Wednesday, May 2, 2012

Book Review : Old Path White Clouds

Title : Old Path White Clouds
Author : Thich Nhat Hanh
Publisher : Hind Pocket Books
ISBN : 81-216-0675-6

Thick Nhat Hanh is a Vietnamese Buddist monk and an accomplished author who has penned - Being Peace, Under the Banyan Tree, The Path of Emancipation and 85 other books. In 'Old Path White Clouds' , he presents the life and teachings of Gautam Buddha spanning over 80 years.

The story is divided into small chapters and are presented in a very simple language.  Through this book, readers get a glimpse of Buddha's thoughts, how he followed his inner calling to embark on a journey of self realization and what all he experimented with to attain the blissful state. During the course of his search, he first tried the path of self deprivation but later realized that -"The body is not just an instrument, it is the temple of the spirit, the raft by which we cross the other shore." He stopped practicing and advocating self-mortification.
"He realized that body and mind formed one reality which could not be separated. The peace and comfort of the body were directly related to the peace and comfort of the mind. To abuse the body was to abuse the mind. "
After attaining enlightenment, he dedicated his life to leading many individuals to the same path of peace and devotion.

He taught the world the significance of mindful awareness and living in the moment by being a role model who practiced every ounce of what he preached. "Your mind should  not be chasing after thoughts of yesterday or tomorrow, but should dwell fully in the present moment. Living in mindful awareness is living in the moment, your mind and body dwelling in the very here and now. Living each day mindfully is the very basis of spiritual practice."

It is interesting to read how Buddha compiled the Noble Eightfold enlightenment path, and how throughout his life, he tried to share his peaceful state with so many others who came in contact with him. One very important aspect, though very small, caught my attention - he was very effective in teaching every individual in the language that the person understood the best, for instance, Svasti was a buffalo boy and he was taught using the terms that he was most conversant with while to a Sitar player he used the strings of the sitar as an example while showing him the divine path. There is a lot that a reader can take from the book. This is the first biography of Buddha that I read which took me through some very significant moments of Buddha's life.

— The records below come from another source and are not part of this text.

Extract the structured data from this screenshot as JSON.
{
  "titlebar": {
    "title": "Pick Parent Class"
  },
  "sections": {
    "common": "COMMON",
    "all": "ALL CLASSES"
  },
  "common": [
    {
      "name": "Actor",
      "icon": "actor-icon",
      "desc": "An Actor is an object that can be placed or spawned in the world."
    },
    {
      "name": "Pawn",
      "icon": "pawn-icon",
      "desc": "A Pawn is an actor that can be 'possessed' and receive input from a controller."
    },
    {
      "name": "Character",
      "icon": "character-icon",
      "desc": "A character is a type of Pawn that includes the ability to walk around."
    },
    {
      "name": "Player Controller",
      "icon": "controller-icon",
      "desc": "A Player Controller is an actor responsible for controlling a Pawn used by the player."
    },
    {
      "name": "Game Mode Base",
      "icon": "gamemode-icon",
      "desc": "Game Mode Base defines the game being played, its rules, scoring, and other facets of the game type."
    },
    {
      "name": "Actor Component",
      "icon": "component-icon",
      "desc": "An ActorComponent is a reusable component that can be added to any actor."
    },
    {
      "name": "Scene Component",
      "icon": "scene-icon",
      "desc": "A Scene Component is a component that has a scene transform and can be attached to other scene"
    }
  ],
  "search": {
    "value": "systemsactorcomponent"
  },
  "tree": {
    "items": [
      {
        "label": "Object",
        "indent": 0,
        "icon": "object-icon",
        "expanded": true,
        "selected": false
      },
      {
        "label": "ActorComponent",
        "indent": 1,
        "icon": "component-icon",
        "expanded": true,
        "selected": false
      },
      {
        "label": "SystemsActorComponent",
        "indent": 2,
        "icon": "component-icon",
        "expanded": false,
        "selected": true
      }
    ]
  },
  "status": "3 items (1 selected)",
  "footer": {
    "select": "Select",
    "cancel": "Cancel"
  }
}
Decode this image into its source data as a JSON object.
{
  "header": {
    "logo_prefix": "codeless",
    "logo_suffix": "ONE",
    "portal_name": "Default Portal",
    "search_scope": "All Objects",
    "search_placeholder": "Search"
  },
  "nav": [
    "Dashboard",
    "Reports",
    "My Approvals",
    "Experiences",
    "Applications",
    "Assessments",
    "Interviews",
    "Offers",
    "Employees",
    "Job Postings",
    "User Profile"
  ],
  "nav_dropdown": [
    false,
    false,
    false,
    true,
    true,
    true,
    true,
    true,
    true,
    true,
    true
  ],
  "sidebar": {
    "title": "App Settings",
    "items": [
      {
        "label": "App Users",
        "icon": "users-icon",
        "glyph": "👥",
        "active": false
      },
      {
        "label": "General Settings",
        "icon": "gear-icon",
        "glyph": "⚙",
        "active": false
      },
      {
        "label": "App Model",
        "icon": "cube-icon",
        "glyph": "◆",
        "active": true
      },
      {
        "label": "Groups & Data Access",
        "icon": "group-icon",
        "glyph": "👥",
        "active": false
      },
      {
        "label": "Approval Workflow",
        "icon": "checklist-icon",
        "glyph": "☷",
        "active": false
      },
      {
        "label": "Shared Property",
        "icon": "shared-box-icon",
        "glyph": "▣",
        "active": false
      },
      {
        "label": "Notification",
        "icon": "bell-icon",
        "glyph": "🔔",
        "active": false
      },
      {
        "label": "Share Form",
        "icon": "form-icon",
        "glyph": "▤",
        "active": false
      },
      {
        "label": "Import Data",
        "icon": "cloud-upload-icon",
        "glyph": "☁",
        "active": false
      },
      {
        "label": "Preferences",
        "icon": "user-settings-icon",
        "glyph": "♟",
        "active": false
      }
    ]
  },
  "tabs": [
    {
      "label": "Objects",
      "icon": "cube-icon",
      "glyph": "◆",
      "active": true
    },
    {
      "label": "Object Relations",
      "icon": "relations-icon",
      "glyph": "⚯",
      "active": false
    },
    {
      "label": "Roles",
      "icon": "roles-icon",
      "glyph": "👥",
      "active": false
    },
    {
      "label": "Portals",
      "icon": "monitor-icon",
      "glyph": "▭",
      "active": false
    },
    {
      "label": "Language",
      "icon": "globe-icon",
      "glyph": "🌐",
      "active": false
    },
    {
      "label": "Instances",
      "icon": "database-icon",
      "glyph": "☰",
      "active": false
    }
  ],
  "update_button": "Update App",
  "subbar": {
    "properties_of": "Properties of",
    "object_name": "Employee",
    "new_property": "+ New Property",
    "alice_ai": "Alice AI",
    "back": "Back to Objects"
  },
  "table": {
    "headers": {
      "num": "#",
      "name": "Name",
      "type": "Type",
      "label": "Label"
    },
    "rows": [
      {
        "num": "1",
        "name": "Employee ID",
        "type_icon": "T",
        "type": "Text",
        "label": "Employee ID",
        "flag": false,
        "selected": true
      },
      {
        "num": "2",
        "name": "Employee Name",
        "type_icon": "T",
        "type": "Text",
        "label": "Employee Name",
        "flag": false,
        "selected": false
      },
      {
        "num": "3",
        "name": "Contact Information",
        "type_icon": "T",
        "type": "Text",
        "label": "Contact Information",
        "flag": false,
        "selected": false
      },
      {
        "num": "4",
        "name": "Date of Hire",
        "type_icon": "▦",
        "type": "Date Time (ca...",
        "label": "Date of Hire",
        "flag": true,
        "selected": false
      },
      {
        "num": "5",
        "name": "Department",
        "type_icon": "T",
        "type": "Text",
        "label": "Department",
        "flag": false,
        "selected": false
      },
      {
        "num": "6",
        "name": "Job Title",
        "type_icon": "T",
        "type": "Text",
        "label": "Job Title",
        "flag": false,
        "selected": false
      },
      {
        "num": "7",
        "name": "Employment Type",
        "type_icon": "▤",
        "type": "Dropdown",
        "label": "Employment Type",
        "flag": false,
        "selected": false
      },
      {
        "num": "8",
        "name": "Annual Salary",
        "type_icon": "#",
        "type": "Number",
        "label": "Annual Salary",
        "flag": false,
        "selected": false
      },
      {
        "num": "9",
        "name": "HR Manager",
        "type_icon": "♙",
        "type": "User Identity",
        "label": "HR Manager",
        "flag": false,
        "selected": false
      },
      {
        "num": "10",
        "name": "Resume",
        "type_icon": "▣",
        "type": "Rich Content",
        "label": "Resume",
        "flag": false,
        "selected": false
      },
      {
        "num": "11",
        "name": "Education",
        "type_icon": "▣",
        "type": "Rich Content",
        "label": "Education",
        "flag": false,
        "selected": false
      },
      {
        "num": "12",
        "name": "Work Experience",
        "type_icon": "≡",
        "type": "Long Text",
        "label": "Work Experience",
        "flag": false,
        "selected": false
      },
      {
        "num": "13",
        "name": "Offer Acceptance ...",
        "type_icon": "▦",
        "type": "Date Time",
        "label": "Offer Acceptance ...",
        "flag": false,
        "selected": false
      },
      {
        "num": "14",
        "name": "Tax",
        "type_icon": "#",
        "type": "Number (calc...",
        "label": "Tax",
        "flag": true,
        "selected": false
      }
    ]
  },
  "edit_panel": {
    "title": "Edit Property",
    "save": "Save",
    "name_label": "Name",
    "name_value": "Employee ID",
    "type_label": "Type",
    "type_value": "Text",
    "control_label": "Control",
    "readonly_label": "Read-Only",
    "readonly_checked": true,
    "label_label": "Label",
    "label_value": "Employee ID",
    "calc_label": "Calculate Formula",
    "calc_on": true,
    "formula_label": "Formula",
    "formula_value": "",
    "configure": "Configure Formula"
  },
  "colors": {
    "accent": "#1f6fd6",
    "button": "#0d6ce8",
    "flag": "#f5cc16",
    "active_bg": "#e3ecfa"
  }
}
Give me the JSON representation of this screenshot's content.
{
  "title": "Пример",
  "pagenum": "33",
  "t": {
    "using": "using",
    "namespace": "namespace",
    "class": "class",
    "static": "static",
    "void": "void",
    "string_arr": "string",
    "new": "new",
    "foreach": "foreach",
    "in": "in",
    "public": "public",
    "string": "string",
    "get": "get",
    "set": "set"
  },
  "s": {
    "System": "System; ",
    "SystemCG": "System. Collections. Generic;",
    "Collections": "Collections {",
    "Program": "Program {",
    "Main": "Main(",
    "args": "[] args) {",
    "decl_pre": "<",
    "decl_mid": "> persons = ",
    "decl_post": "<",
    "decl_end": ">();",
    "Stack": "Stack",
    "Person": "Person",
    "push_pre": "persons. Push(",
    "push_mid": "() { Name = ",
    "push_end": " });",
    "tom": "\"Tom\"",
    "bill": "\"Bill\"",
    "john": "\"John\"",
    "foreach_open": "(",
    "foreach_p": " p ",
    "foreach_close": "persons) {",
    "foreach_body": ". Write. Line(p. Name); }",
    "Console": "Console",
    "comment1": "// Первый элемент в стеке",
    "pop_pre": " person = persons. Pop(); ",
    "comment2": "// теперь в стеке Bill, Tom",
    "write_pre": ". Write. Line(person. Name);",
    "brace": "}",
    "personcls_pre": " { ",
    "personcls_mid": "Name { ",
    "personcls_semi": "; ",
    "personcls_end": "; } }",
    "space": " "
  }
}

However, I cannot skip mentioning that this book does falter at many points - it is repetitive and many parts are redundant which only increase the volume of the book without enriching the readers in any way. The book could have been more precise to be more effective. Some of the chapters give an impression as if they are compiled bits and pieces from here and there. As I understand, a biography should be more tight with no scope of redundancy because it is primarily a sincere presentation of facts. Also, the narrative keeps vacillating from Svasti the buffalo boy to Buddha himself, which makes it a little disruptive sometimes.

Thich was nominated for the Nobel Peace Prize in 1967 by none other than Martin Luther King Jr. He is the founder of Van Hanh Buddist University in Saigon, and has taught at Columbia University and the Sorbonne.

Must quote a few lines from the book -
"Bhikkhus, when you have seen deeply and have attained the Way, the beautiful may still appear beautiful and the ugly may still appear ugly, but because you have attained liberation, you are not bound by either. When a liberated person looks at beauty, he can see that it is composed of many non-beautiful elements. Such a person understands the impermanent and empty nature of all things, including beauty and ugliness. Thus he is neither mesmerized by beauty nor repulsed by ugliness."

Bhikkhu must cleanse his body and mind of desires, attachments, anger and aversions.

Love is possible only when there is understanding. And only with love can there be acceptance."